Army chief General Waker-Us-Zaman said in a televised address that Hasina 76, had left the country and that an interim government would be formed. Media reports said she had flown in a military helicopter with her sister and landed in Agartala, the capital of Tripura.
Television visuals showed thousands of people pouring into the streets of the capital Dhaka in jubilation and shouting slogans. Thousands also stormed Hasina's official residence 'Ganabhaban', shouting slogans, pumping fists and showing victory signs.

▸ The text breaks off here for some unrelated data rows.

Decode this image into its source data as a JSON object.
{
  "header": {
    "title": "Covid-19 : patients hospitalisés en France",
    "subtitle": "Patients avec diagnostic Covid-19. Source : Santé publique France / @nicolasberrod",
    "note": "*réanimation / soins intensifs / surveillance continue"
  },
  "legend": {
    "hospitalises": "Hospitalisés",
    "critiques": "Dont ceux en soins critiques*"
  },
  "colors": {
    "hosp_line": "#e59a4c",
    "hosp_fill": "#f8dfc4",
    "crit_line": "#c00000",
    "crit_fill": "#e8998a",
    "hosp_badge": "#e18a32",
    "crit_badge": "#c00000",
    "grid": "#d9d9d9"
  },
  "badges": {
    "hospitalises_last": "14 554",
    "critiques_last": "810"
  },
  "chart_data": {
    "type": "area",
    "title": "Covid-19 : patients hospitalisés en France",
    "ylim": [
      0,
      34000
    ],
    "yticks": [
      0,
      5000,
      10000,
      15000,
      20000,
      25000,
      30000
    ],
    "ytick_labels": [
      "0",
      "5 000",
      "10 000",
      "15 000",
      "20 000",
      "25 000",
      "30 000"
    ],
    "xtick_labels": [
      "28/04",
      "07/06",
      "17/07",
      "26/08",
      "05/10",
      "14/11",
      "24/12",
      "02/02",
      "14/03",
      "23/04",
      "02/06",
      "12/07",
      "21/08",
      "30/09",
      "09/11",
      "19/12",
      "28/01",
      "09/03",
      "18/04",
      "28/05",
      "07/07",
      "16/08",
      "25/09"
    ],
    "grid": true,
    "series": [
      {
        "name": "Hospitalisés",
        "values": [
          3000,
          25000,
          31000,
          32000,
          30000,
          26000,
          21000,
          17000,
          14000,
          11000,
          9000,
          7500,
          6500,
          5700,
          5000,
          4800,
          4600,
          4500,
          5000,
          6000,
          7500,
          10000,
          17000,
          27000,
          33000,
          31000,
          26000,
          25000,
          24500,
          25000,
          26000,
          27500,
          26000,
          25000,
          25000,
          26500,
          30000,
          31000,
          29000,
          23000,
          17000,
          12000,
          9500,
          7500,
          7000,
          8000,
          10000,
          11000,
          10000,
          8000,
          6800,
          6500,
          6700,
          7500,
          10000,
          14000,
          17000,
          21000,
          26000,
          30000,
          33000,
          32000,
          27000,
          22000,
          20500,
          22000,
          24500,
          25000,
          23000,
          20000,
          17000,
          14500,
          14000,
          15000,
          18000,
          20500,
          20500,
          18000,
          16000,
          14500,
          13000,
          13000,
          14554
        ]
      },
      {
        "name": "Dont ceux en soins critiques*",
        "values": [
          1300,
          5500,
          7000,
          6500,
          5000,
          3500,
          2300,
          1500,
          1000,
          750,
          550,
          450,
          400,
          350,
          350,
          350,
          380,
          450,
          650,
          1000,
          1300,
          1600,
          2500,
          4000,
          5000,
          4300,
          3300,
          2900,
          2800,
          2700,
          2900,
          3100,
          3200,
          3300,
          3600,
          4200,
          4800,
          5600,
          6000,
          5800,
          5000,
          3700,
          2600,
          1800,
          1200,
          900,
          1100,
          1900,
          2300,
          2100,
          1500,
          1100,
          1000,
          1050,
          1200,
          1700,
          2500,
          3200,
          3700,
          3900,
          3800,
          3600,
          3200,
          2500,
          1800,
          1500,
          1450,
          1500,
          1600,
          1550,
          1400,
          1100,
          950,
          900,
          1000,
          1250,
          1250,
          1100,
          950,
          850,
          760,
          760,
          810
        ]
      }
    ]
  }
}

Television visuals showed crowds in the drawing rooms of the residence, and some people could be seen carrying away televisions, chairs and tables from what was one of the most protected buildings in the country. "She has fled the country, fled the country," some shouted. Protesters in Dhaka also climbed atop a large statue of independence leader Sheikh Mujibur Rahman, Hasina's father, and began chiselling away at the head with an axe, the visuals showed.
Student activists had called for a march to the capital Dhaka on Monday in defiance of a nationwide curfew to press Hasina to resign, a day after deadly clashes across the country killed nearly 100 people. About 150 people were killed in protests last month.
On Monday, at least six people were killed in clashes between police and protesters in the Jatrabari and Dhaka Medical College areas, the Daily Star newspaper reported.
Bangladesh has been engulfed by protests and violence that began last month after student groups demanded scrapping of a controversial quota system in government jobs.
This quota system reserves up to 30 per cent of government jobs for family members of veterans from Bangladesh's 1971 war of independence against Pakistan. The protestors initially wanted the quota to be scrapped.
That escalated into a campaign to seek the ouster of Hasina, who won a fourth straight term in January in an election boycotted by the opposition.